Towards Learning High-Precision Least Squares Algorithms with Sequence Models
Jerry Liu, Jessica Grogan, Owen Dugan, Ashish Rao, Simran Arora, Atri Rudra, Christopher Ré
TL;DR
This work addresses whether sequence models can learn numerical algorithms for least squares with machine-precision accuracy. It exposes expressivity and optimization bottlenecks in standard Transformers, showing they struggle to reach near floating-point precision and to generalize numerically beyond training distributions. By leveraging polynomial architectures like BaseConv and a high-precision training recipe (adaptive LR based on gradient signal and EMA over updates), the authors demonstrate the ability to learn high-precision gradient-descent iterates, achieving MSEs as low as ~$10^{-13}$ for single iterates and ~$10^{-10}$ for multiple iterates, with significantly better out-of-distribution generalization than Transformers. While end-to-end learning of the full GD trajectory remains challenging, the results mark a substantial step toward learning numerical algorithms from data and highlight the tradeoffs between architecture expressivity and optimization dynamics in scientific ML tasks.
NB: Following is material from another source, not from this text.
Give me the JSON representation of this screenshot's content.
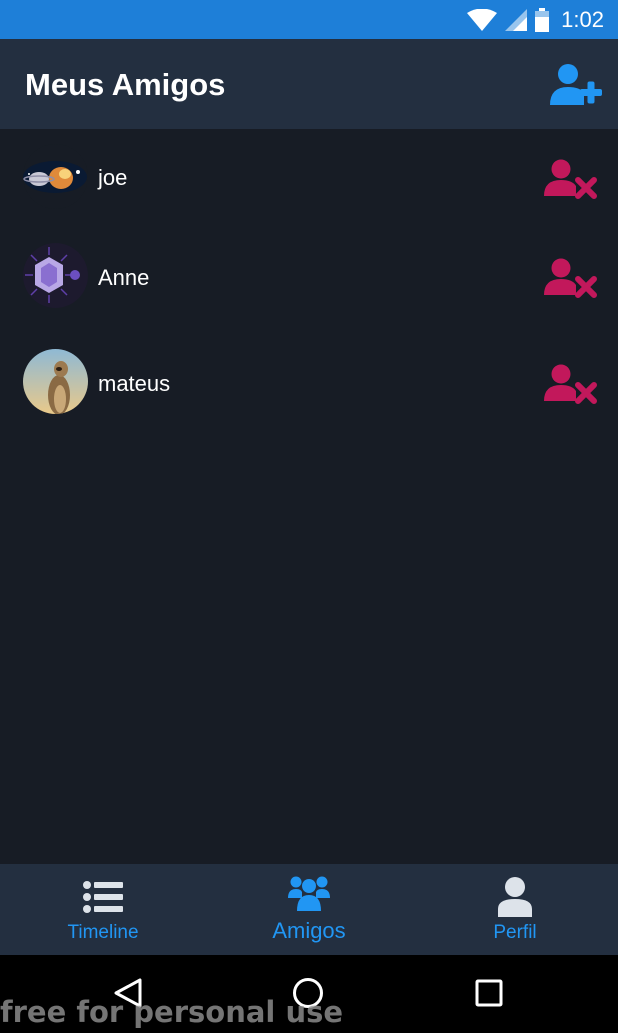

The findings imply practical potential for precise numerics in scientific modeling, with BaseConv offering a scalable path to numerically robust algorithm learning for LS and related problems, and they point to future work on deeper optimization pipelines and broader PDE/ODE contexts.
Abstract
This paper investigates whether sequence models can learn to perform numerical algorithms, e.g. gradient descent, on the fundamental problem of least squares. Our goal is to inherit two properties of standard algorithms from numerical analysis: (1) machine precision, i.e. we want to obtain solutions that are accurate to near floating point error, and (2) numerical generality, i.e. we want them to apply broadly across problem instances. We find that prior approaches using Transformers fail to meet these criteria, and identify limitations present in existing architectures and training procedures. First, we show that softmax Transformers struggle to perform high-precision multiplications, which prevents them from precisely learning numerical algorithms. Second, we identify an alternate class of architectures, comprised entirely of polynomials, that can efficiently represent high-precision gradient descent iterates. Finally, we investigate precision bottlenecks during training and address them via a high-precision training recipe that reduces stochastic gradient noise. Our recipe enables us to train two polynomial architectures, gated convolutions and linear attention, to perform gradient descent iterates on least squares problems. For the first time, we demonstrate the ability to train to near machine precision. Applied iteratively, our models obtain 100,000x lower MSE than standard Transformers trained end-to-end and they incur a 10,000x smaller generalization gap on out-of-distribution problems. We make progress towards end-to-end learning of numerical algorithms for least squares.